It is possible to use the internal representation I've added on it, storing
them on a binary way, and exporting as such to userspace.

Borislav is arguing against it, for MCA based events, as such kind of 
representation would require a memory-specific tracepoint.

For non-MCA events, there's not much problems, as there aren't many types
of errors.

In the end, we have a few alternatives, and no consensus was reached with regards
to it.

The alternatives for MCA errors are either to use a single tracepoint for all
hardware types, forcing the driver/core to convert the internal binary representation
into a string, or to have multiple traces for hardware errors.

Three different strategies were actually proposed:

1) Everything goes into a single string (Borislav's patchset [2]);

2) A memory error specific tracepoint, plus other tracepoints for other types of
errors (my patch [3]).

3) An hybrid alternative, splitting the severity, location and silk_screen label from
the error message (my proposal, no patch for it yet [4]). As the location there
should be independent of the type of the hardware, it has to be a string.


[2] https://lkml.org/lkml/2012/2/28/280

[3] http://git.kernel.org/?p=linux/kernel/git/mchehab/linux-edac.git;a=commitdiff;h=4eb2a29419c1fefd76c8dbcd308b84a4b52faf4d

[4] https://lkml.org/lkml/2012/2/29/187


Looking at the existing code, what happens with regards to location is that there
are currently two types of location:

a) a memory location (could be 2 or 3 integers);

b) a CPU location (one integer).

Internally, for each trace, a printk string should be defined, like:

TP_printk("%s error %s on \"%s\" (location: %s)",
	  __get_str(msg),
	  __get_str(label),
	  __get_str(location))

It is easy to write such macro for strings, but doing it for a variable-length
location field would likely require more work.
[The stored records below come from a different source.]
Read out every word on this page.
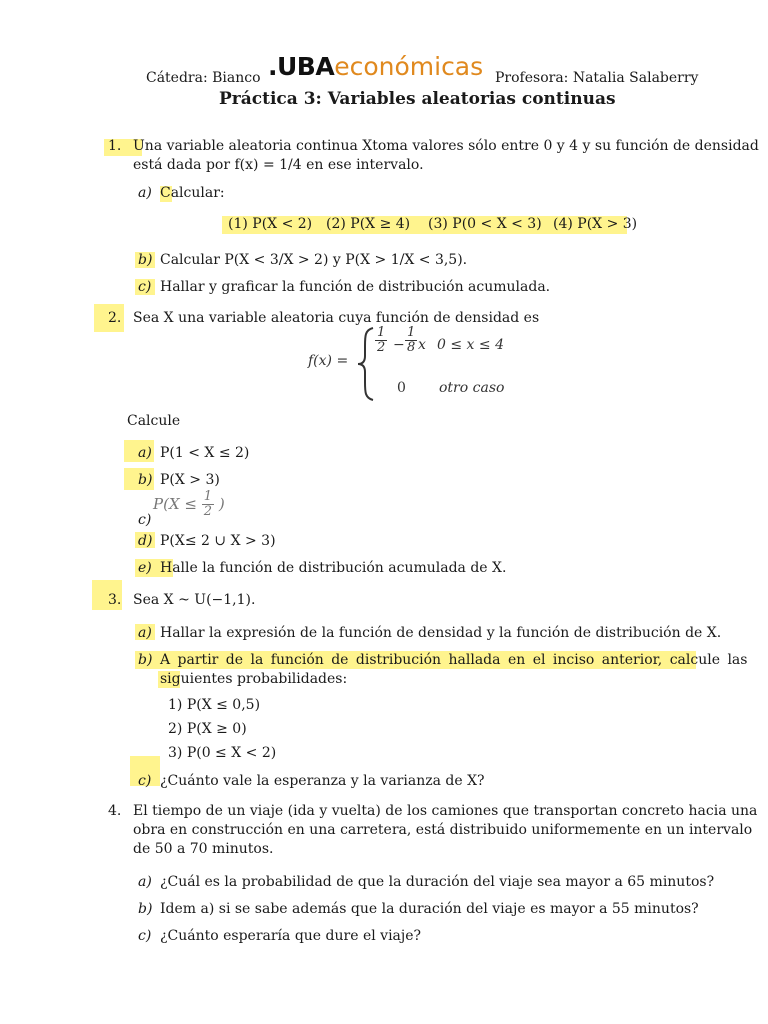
Cátedra: Bianco .UBAeconómicas Profesora: Natalia Salaberry
Práctica 3: Variables aleatorias continuas
1. Una variable aleatoria continua Xtoma valores sólo entre 0 y 4 y su función de densidad
está dada por f(x) = 1/4 en ese intervalo.
a) Calcular:
(1) P(X < 2) (2) P(X ≥ 4) (3) P(0 < X < 3) (4) P(X > 3)
b) Calcular P(X < 3/X > 2) y P(X > 1/X < 3,5).
c) Hallar y graficar la función de distribución acumulada.
2. Sea X una variable aleatoria cuya función de densidad es
f(x) =
$\frac{1}{2} - \frac{1}{8}$ x 0 ≤ x ≤ 4
0 otro caso
Calcule
a) P(1 < X ≤ 2)
b) P(X > 3)
c)
$P(X \le \frac{1}{2}$ )
d) P(X≤ 2 ∪ X > 3)
e) Halle la función de distribución acumulada de X.
3. Sea X ~ U(−1,1).
a) Hallar la expresión de la función de densidad y la función de distribución de X.
b) A partir de la función de distribución hallada en el inciso anterior, calcule las
siguientes probabilidades:
1) P(X ≤ 0,5)
2) P(X ≥ 0)
3) P(0 ≤ X < 2)
c) ¿Cuánto vale la esperanza y la varianza de X?
4. El tiempo de un viaje (ida y vuelta) de los camiones que transportan concreto hacia una
obra en construcción en una carretera, está distribuido uniformemente en un intervalo
de 50 a 70 minutos.
a) ¿Cuál es la probabilidad de que la duración del viaje sea mayor a 65 minutos?
b) Idem a) si se sabe además que la duración del viaje es mayor a 55 minutos?
c) ¿Cuánto esperaría que dure el viaje?
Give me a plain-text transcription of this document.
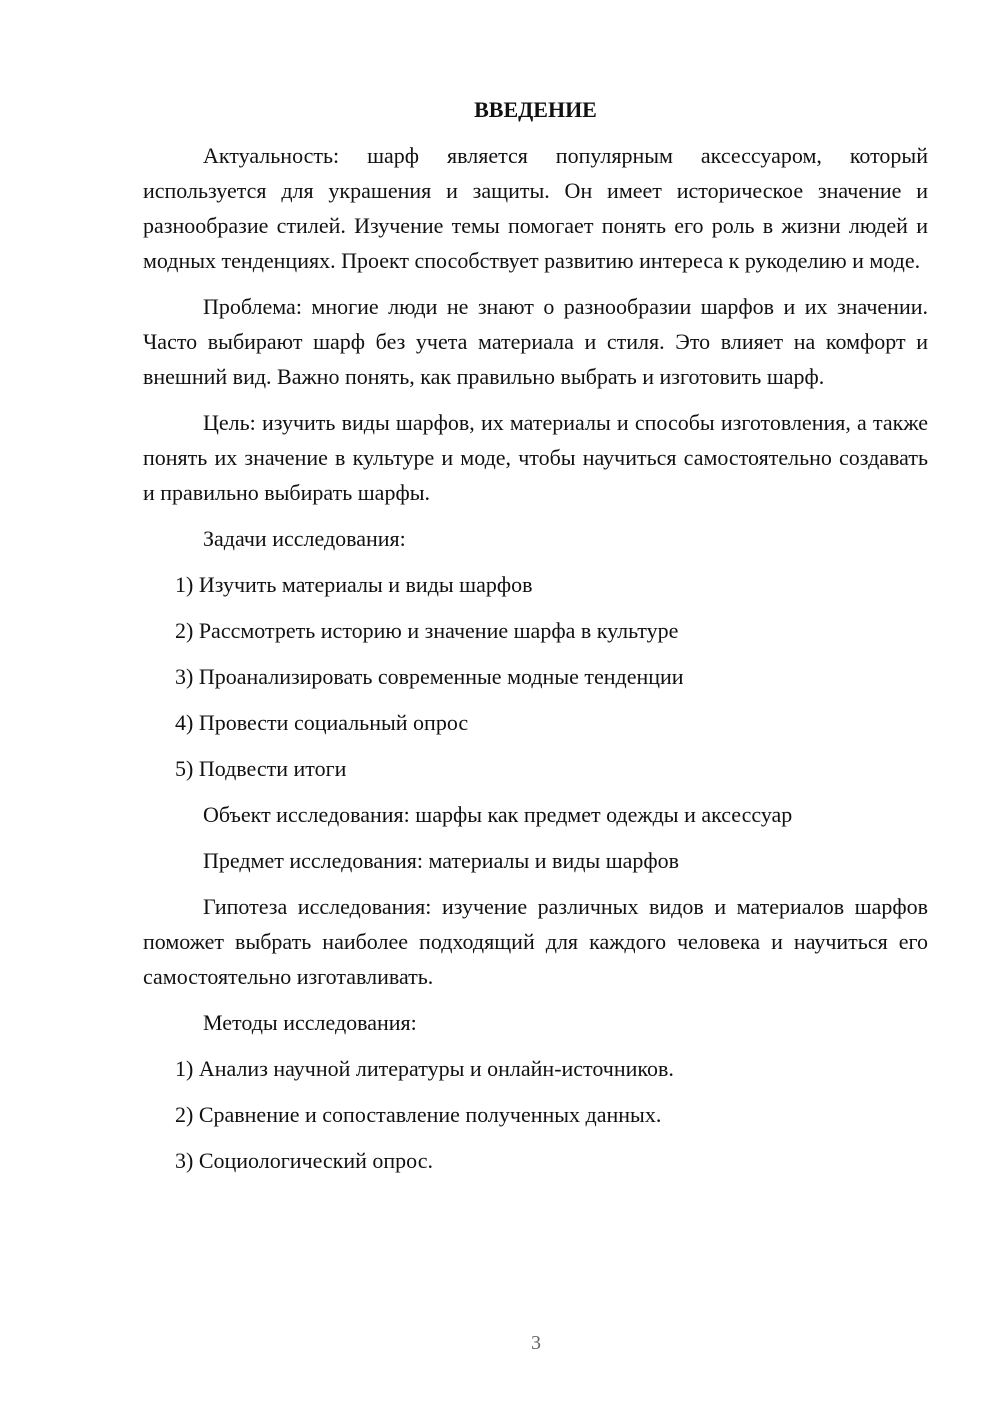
ВВЕДЕНИЕ

Актуальность: шарф является популярным аксессуаром, который используется для украшения и защиты. Он имеет историческое значение и разнообразие стилей. Изучение темы помогает понять его роль в жизни людей и модных тенденциях. Проект способствует развитию интереса к рукоделию и моде.

Проблема: многие люди не знают о разнообразии шарфов и их значении. Часто выбирают шарф без учета материала и стиля. Это влияет на комфорт и внешний вид. Важно понять, как правильно выбрать и изготовить шарф.

Цель: изучить виды шарфов, их материалы и способы изготовления, а также понять их значение в культуре и моде, чтобы научиться самостоятельно создавать и правильно выбирать шарфы.

Задачи исследования:

1) Изучить материалы и виды шарфов

2) Рассмотреть историю и значение шарфа в культуре

3) Проанализировать современные модные тенденции

4) Провести социальный опрос

5) Подвести итоги

Объект исследования: шарфы как предмет одежды и аксессуар

Предмет исследования: материалы и виды шарфов

Гипотеза исследования: изучение различных видов и материалов шарфов поможет выбрать наиболее подходящий для каждого человека и научиться его самостоятельно изготавливать.

Методы исследования:

1) Анализ научной литературы и онлайн-источников.

2) Сравнение и сопоставление полученных данных.

3) Социологический опрос.

3
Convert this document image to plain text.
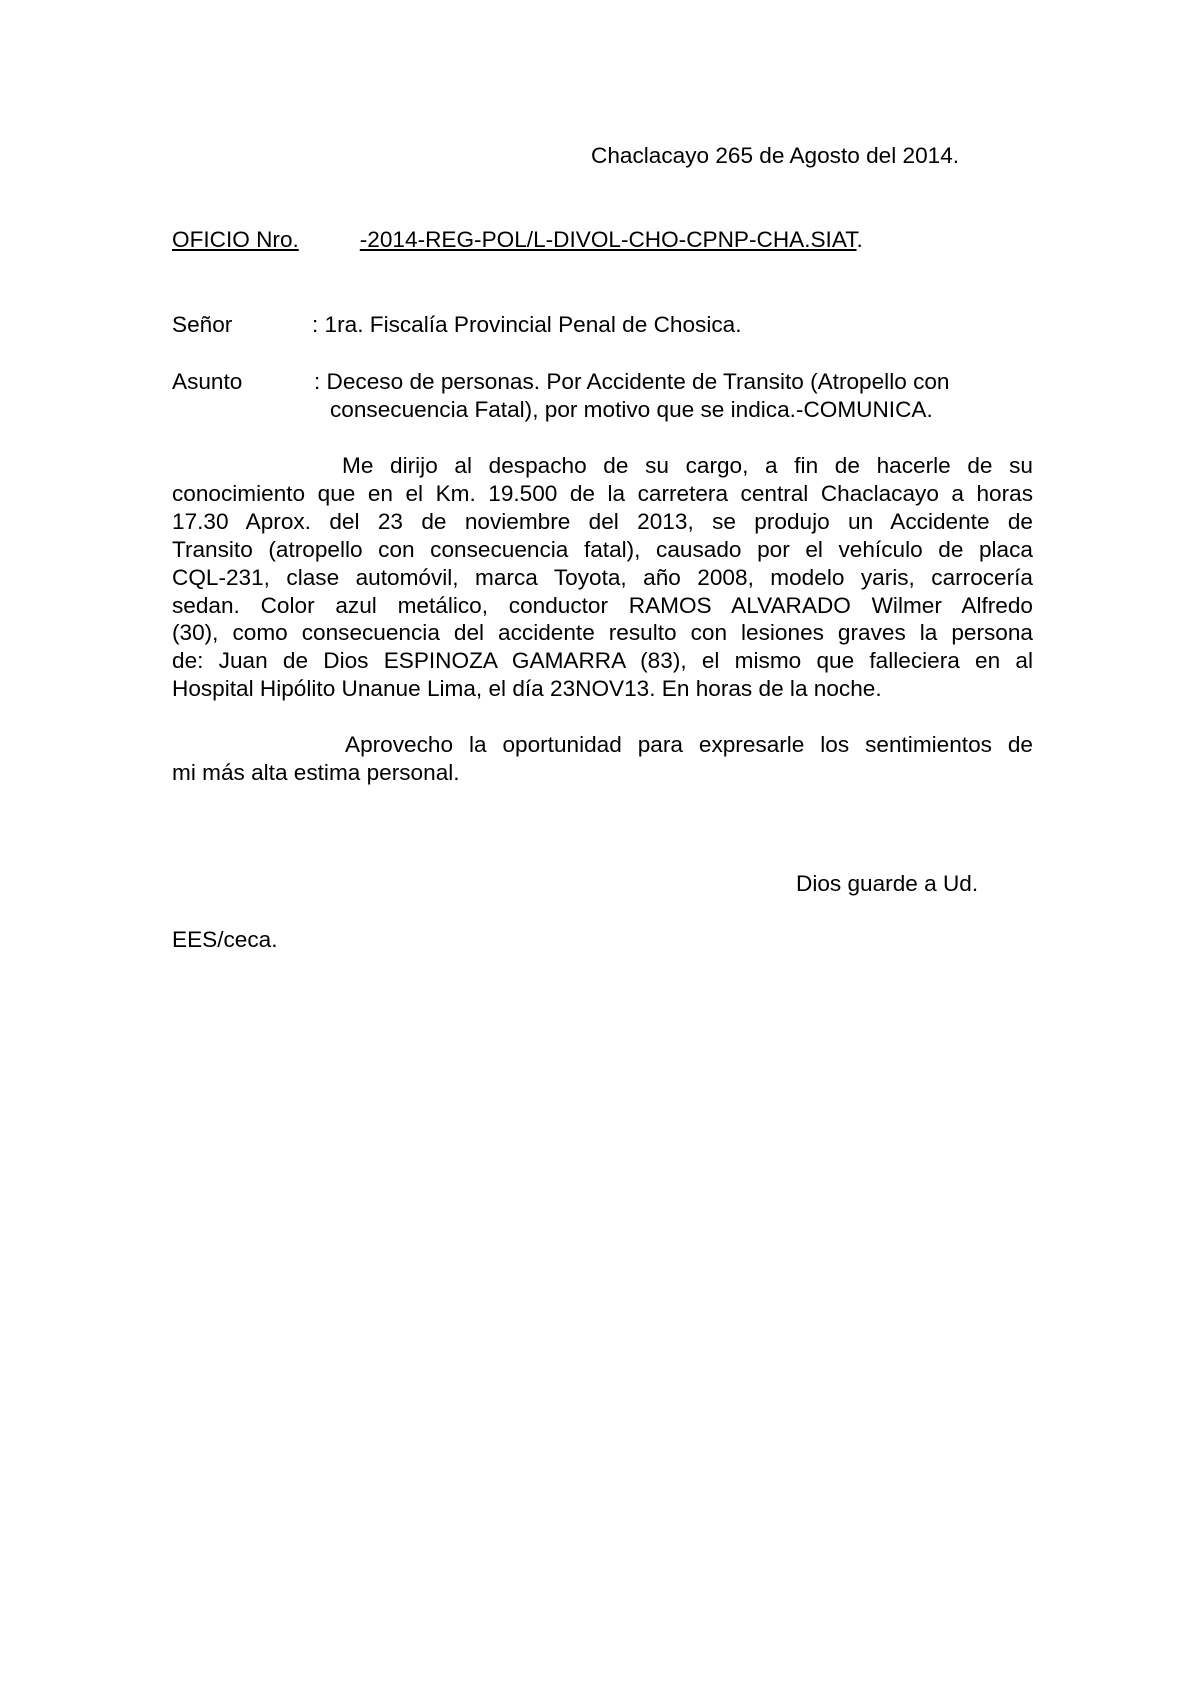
Chaclacayo 265 de Agosto del 2014.
OFICIO Nro.	-2014-REG-POL/L-DIVOL-CHO-CPNP-CHA.SIAT.
Señor	: 1ra. Fiscalía Provincial Penal de Chosica.
Asunto	: Deceso de personas. Por Accidente de Transito (Atropello con
consecuencia Fatal), por motivo que se indica.-COMUNICA.
Me dirijo al despacho de su cargo, a fin de hacerle de su
conocimiento que en el Km. 19.500 de la carretera central Chaclacayo a horas
17.30 Aprox. del 23 de noviembre del 2013, se produjo un Accidente de
Transito (atropello con consecuencia fatal), causado por el vehículo de placa
CQL-231, clase automóvil, marca Toyota, año 2008, modelo yaris, carrocería
sedan. Color azul metálico, conductor RAMOS ALVARADO Wilmer Alfredo
(30), como consecuencia del accidente resulto con lesiones graves la persona
de: Juan de Dios ESPINOZA GAMARRA (83), el mismo que falleciera en al
Hospital Hipólito Unanue Lima, el día 23NOV13. En horas de la noche.
Aprovecho la oportunidad para expresarle los sentimientos de
mi más alta estima personal.
Dios guarde a Ud.
EES/ceca.
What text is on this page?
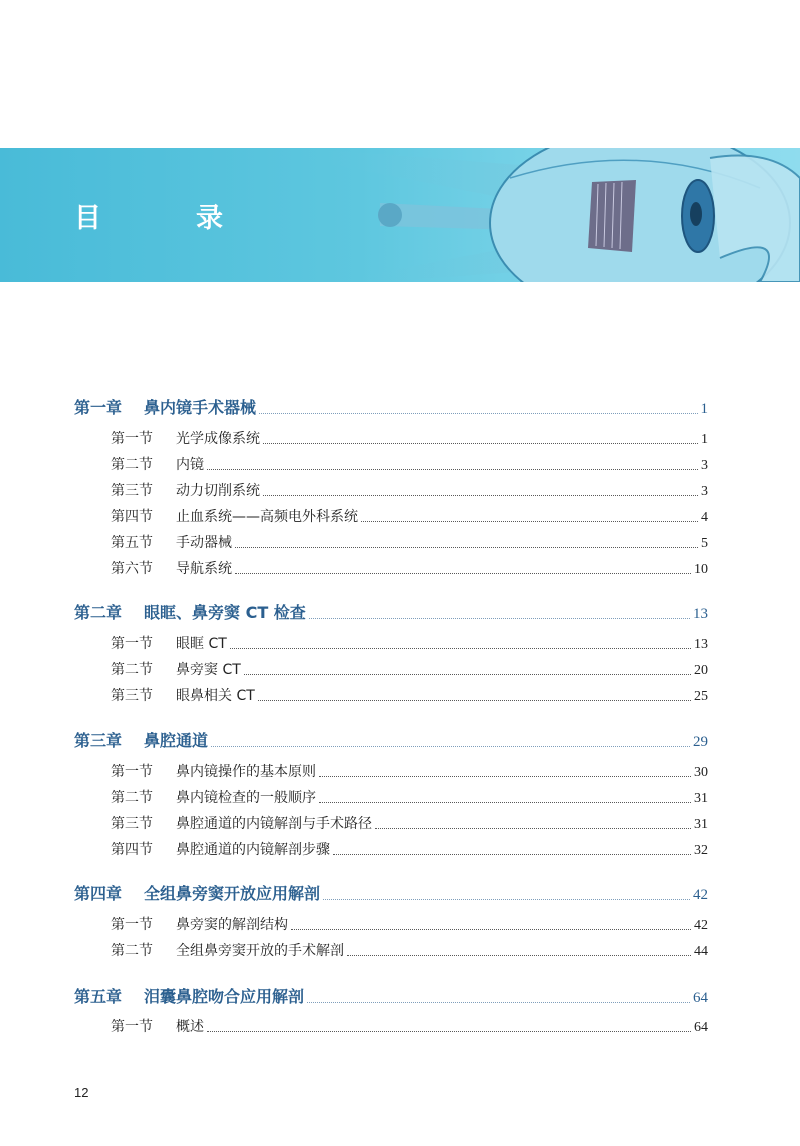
目　录
第一章	鼻内镜手术器械	1
第一节	光学成像系统	1
第二节	内镜	3
第三节	动力切削系统	3
第四节	止血系统——高频电外科系统	4
第五节	手动器械	5
第六节	导航系统	10
第二章	眼眶、鼻旁窦 CT 检查	13
第一节	眼眶 CT	13
第二节	鼻旁窦 CT	20
第三节	眼鼻相关 CT	25
第三章	鼻腔通道	29
第一节	鼻内镜操作的基本原则	30
第二节	鼻内镜检查的一般顺序	31
第三节	鼻腔通道的内镜解剖与手术路径	31
第四节	鼻腔通道的内镜解剖步骤	32
第四章	全组鼻旁窦开放应用解剖	42
第一节	鼻旁窦的解剖结构	42
第二节	全组鼻旁窦开放的手术解剖	44
第五章	泪囊鼻腔吻合应用解剖	64
第一节	概述	64
12
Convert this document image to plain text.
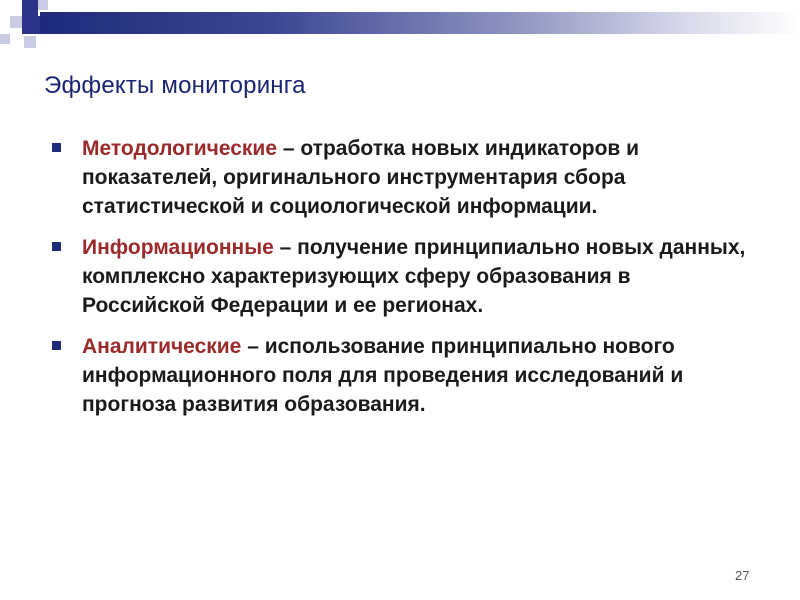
Эффекты мониторинга
Методологические – отработка новых индикаторов и показателей, оригинального инструментария сбора статистической и социологической информации.
Информационные – получение принципиально новых данных, комплексно характеризующих сферу образования в Российской Федерации и ее регионах.
Аналитические – использование принципиально нового информационного поля для проведения исследований и прогноза развития образования.
27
A binary way to represent the memory location would be as an array, whose size is
specified by a parameter, or with an structure that would have a location name, value
pair, like:

struct {
	char *name;
	int value;
} key_value_pair mem_location[] = {
	{ "csrow", 0},
	{ "channel", 1},
};

I don't think that trace as some trace macro that would allow to  print something like
that, currently. Not sure how easy/difficult do add support for it at perf, on both
kernelspace and userspace.

Regards,
Mauro